4. Was my decision “Wednesbury unreasonable” being one that on the evidence and proper application of the law no reasonable tribunal could have reached?”
Beatson LJ said:-
“15. It is axiomatic that the application of the established common law public law principles may result in a subordinate legislative instrument such as the byelaws in this case being ultra vires or an abuse of power: see for example the discussion in Wade and Forsyth, Administrative Law 11th ed., 2014 p 737-742, 743-746. The challenge may be direct or collateral, as where, as in this case, the invalidity of a byelaw is raised as a defence to criminal or civil proceedings: Boddington v British Transport Police [1999] 2 AC 143, 163 and 173. In this case the byelaws are not said to be ultra vires because they are on their face outwith the enabling power in section 235 of the 1972 Act or because their meaning cannot be ascertained with reasonable certainty. The common law challenge before the judge below and in this appeal is based on impropriety of purpose, failure to take account of a relevant consideration and Wednesbury unreasonableness or irrationality.”

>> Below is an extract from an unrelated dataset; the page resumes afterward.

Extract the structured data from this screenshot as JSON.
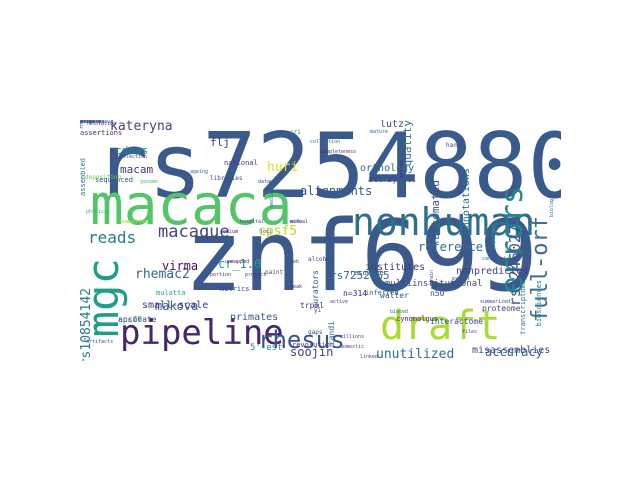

“27. The way both the improper purpose and the irrationality points were advanced sought to proceed without addressing the fact that there is no right for the owner of a house boat to moor wherever or whenever he or she chooses. There is a public right of navigation on the River Thames, and those exercising their right of navigation are entitled to moor vessels to the river bed temporarily from time to time: see section 79 of the 1932 Act and Couper and others v Albion Properties Ltd, Port of London Authority and Hutchison Whampoa Properties (Europe) Ltd [2013] EWHC 2993 (Ch) at [529]) and [530]. But such persons are not entitled to obstruct the river. In Attorney General v Terry (1874) 9 Ch. App 243 at 431 Lord Cairns said that, while an encroachment may be so trifling that the court would not interfere, a subtraction of 3ft from 60ft is a tangible and substantial interference with the navigation which ought to be challenged and restrained by the court. Potentially, permanent mooring of boats such as the appellant’s which obstruct free access from the riparian land to the river constitutes both a private and a public nuisance: see Couper’s case at [525] ff. Similarly, in Moor v. British Waterways Board [2013] EWCA Civ 73, [2013] Ch 488 it was held that even a riparian owner who was not the owner of a navigable river bed, did not at common law have a positive right to moor a vessel alongside his land permanently.

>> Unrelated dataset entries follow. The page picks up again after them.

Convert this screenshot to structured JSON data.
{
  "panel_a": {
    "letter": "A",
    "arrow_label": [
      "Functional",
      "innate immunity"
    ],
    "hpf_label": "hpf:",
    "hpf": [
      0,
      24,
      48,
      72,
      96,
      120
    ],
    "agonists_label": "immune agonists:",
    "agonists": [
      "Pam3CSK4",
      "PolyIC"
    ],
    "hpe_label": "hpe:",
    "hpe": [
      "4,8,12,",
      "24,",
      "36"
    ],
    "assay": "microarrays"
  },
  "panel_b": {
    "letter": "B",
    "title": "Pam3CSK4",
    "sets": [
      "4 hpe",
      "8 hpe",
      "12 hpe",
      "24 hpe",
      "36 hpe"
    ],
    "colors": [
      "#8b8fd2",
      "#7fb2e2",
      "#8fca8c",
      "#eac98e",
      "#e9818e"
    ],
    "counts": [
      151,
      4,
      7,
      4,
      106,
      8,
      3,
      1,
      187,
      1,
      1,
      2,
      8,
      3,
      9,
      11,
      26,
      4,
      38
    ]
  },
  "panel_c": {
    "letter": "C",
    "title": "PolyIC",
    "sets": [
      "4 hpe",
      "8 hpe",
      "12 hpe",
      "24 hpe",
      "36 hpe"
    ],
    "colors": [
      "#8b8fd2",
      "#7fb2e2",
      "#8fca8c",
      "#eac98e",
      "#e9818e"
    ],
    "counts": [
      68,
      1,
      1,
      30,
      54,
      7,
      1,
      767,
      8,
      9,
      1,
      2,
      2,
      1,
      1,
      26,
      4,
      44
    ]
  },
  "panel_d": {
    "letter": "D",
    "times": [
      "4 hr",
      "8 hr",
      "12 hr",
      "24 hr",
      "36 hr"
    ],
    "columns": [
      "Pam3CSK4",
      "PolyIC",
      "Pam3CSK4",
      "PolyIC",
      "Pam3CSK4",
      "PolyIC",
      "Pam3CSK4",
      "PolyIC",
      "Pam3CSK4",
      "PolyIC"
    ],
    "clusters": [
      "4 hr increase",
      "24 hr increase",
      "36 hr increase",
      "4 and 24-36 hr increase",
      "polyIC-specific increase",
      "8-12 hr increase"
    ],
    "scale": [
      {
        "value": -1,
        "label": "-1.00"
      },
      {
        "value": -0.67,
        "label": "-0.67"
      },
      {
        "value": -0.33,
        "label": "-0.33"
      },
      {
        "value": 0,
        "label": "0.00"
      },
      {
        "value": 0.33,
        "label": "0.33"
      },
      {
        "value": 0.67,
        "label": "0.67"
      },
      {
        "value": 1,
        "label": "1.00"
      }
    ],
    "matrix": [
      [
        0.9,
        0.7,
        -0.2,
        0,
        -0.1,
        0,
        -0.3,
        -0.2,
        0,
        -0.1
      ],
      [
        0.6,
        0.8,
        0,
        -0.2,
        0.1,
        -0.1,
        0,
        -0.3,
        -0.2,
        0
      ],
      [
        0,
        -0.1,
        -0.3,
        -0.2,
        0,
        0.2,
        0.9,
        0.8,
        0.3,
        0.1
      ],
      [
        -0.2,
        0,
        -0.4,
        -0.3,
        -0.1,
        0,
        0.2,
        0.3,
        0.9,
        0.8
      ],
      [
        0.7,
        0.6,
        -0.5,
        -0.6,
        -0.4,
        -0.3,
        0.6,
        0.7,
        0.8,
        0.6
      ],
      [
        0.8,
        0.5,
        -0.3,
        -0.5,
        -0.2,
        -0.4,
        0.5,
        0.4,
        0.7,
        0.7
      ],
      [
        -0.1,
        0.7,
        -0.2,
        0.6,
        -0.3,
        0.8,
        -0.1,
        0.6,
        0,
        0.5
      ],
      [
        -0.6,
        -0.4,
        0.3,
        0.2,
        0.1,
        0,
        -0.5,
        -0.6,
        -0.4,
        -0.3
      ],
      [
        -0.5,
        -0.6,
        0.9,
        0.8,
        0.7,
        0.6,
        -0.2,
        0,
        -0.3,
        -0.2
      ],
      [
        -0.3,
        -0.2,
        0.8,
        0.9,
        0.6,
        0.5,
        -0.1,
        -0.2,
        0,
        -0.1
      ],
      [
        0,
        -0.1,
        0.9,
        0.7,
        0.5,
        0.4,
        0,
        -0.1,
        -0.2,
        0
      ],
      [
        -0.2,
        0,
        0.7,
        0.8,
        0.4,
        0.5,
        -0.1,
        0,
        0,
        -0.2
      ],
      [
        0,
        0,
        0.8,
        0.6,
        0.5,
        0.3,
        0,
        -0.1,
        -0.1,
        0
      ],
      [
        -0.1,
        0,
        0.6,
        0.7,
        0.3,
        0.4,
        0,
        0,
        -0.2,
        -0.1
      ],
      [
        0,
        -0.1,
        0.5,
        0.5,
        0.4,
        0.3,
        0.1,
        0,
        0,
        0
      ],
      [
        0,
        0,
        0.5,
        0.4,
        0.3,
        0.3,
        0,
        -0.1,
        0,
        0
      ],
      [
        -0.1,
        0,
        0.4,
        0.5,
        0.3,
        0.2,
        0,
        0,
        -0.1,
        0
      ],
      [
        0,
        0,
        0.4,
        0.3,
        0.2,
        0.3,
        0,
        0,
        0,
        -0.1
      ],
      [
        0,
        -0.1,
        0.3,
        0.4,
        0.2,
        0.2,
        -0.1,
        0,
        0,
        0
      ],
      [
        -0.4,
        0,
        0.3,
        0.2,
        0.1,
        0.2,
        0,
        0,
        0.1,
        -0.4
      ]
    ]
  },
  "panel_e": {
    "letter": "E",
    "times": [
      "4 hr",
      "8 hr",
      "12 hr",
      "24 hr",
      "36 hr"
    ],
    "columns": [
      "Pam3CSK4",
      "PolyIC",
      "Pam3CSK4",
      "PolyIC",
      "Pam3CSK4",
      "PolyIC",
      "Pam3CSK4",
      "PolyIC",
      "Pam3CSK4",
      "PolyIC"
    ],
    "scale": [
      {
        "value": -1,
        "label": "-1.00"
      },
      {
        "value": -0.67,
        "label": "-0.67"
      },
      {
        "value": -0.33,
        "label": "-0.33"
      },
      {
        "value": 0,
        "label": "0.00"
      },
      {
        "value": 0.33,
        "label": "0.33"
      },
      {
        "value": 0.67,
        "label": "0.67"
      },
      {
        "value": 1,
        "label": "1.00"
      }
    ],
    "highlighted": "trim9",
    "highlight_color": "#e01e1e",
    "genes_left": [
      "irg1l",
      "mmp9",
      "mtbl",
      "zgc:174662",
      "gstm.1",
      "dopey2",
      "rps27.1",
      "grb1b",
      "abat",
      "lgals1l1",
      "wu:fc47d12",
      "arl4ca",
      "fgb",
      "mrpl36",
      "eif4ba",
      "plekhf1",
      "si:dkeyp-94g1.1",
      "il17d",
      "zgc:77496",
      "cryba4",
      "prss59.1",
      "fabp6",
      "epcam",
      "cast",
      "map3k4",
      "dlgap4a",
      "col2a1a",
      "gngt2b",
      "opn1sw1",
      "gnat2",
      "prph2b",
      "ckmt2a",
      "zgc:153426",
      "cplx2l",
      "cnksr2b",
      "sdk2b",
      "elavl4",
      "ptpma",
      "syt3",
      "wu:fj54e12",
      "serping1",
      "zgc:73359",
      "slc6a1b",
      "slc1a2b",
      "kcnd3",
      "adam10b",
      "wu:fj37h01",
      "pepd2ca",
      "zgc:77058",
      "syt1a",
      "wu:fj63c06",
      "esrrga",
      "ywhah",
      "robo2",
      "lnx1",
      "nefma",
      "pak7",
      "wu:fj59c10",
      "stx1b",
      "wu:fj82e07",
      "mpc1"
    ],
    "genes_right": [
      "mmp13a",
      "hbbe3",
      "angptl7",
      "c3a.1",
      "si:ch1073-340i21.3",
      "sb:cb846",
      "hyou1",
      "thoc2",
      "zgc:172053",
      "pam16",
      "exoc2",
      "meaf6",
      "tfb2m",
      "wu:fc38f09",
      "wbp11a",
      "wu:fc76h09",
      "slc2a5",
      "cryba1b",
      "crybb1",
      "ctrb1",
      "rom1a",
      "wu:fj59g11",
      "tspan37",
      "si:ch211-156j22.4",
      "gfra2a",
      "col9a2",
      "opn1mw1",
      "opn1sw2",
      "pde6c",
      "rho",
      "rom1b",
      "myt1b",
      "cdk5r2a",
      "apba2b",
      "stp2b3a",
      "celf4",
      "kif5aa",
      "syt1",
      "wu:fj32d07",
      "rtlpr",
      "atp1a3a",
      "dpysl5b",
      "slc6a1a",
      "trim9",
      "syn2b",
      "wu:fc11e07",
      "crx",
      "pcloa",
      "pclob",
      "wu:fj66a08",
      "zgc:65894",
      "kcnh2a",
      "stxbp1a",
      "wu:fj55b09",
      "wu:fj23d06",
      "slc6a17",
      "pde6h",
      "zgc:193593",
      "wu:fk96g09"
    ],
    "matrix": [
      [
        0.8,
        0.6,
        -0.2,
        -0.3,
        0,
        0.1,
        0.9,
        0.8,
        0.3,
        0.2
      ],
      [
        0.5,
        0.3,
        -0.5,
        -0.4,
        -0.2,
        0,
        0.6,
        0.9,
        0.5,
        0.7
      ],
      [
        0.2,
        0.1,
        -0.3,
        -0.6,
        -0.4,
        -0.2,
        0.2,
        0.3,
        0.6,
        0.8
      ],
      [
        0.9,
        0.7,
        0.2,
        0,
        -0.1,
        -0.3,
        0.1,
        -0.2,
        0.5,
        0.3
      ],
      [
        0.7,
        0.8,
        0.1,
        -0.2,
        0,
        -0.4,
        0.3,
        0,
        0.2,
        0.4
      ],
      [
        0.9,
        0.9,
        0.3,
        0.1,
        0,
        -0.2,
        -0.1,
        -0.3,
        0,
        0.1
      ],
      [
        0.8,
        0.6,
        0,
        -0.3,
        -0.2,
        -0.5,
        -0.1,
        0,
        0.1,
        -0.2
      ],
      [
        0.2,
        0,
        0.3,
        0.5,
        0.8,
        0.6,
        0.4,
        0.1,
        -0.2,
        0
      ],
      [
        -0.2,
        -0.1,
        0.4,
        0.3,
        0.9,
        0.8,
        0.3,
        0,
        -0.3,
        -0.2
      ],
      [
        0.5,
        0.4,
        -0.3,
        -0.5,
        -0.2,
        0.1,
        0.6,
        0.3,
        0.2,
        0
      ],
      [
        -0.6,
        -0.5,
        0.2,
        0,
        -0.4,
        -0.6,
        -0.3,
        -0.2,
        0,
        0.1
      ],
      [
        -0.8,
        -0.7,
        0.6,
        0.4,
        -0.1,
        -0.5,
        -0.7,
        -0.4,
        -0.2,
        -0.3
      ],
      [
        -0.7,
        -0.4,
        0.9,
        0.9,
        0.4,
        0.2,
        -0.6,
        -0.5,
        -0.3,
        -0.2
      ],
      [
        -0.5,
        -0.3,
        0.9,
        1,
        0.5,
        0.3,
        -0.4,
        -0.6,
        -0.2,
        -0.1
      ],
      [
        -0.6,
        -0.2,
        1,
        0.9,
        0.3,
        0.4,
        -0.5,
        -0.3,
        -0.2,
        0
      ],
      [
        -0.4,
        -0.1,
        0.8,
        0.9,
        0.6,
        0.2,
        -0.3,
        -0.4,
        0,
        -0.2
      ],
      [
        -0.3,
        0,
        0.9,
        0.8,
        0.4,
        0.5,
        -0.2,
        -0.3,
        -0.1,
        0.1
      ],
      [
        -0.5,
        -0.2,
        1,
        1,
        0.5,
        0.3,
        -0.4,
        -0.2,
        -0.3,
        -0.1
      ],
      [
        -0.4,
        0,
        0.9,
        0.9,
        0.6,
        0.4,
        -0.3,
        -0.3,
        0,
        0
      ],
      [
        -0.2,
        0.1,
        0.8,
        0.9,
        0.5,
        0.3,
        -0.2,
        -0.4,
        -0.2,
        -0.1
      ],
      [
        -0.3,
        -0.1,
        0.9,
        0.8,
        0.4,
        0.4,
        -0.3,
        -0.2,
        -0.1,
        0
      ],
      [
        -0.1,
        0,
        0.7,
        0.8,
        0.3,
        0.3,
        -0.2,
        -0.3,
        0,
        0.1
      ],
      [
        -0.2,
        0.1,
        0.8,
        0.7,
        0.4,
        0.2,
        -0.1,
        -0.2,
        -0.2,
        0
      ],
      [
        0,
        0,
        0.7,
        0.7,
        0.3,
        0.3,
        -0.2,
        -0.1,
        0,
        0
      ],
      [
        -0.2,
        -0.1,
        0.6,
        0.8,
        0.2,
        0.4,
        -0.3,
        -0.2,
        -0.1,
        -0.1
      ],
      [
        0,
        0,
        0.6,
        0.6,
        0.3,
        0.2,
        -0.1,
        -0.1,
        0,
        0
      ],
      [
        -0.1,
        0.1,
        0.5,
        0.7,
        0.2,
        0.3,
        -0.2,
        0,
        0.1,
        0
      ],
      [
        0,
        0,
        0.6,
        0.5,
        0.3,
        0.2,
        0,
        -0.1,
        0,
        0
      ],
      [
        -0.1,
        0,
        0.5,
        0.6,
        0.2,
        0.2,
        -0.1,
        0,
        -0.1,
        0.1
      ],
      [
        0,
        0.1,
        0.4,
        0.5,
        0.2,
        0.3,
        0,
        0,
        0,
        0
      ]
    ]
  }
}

28. … The nature of the rights of riparian owners and others to moor boats is a relevant consideration when considering the rationality and legality of public law acts such as these byelaws, which regulate and restrict a person’s ability to moor a boat without committing an offence. In my judgment it was legitimate for the respondent to regulate the way in which the appellant and others occupy the river bank, land held for the benefit of the whole community, to the detriment of other uses of the land and river bank.”
The questions posed were answered in the following way:-
“Question 1: The District Judge neither erred nor was irrational in deciding that the byelaws were “good” law and were neither irrational or illegal. By “good” I take it that she meant “valid” since we are concerned with legal validity rather than the issue of whether the byelaws are good or desirable in any other sense.
Question 2: I incline to the view that: (a) the District Judge erred in finding that a right under article 8 of the ECHR to respect for the home was not engaged in the circumstances of this case; but (b) the judge did not err on concluding that, if they were, the byelaws were a proportionate and necessary step for the respondent to take to ensure “good rule and government and the suppression of nuisance in the borough”.
Question 3: The District Judge did not err in stating that evidence was not required of individual anti-social behaviour by the Appellant in order to conclude that the byelaws were “good”, i.e. “valid” law and that the prosecution against the Appellant was properly brought.
Question 4: It follows from the answers to questions 1-3 that the District Judge’s decision was not “Wednesbury unreasonable”.”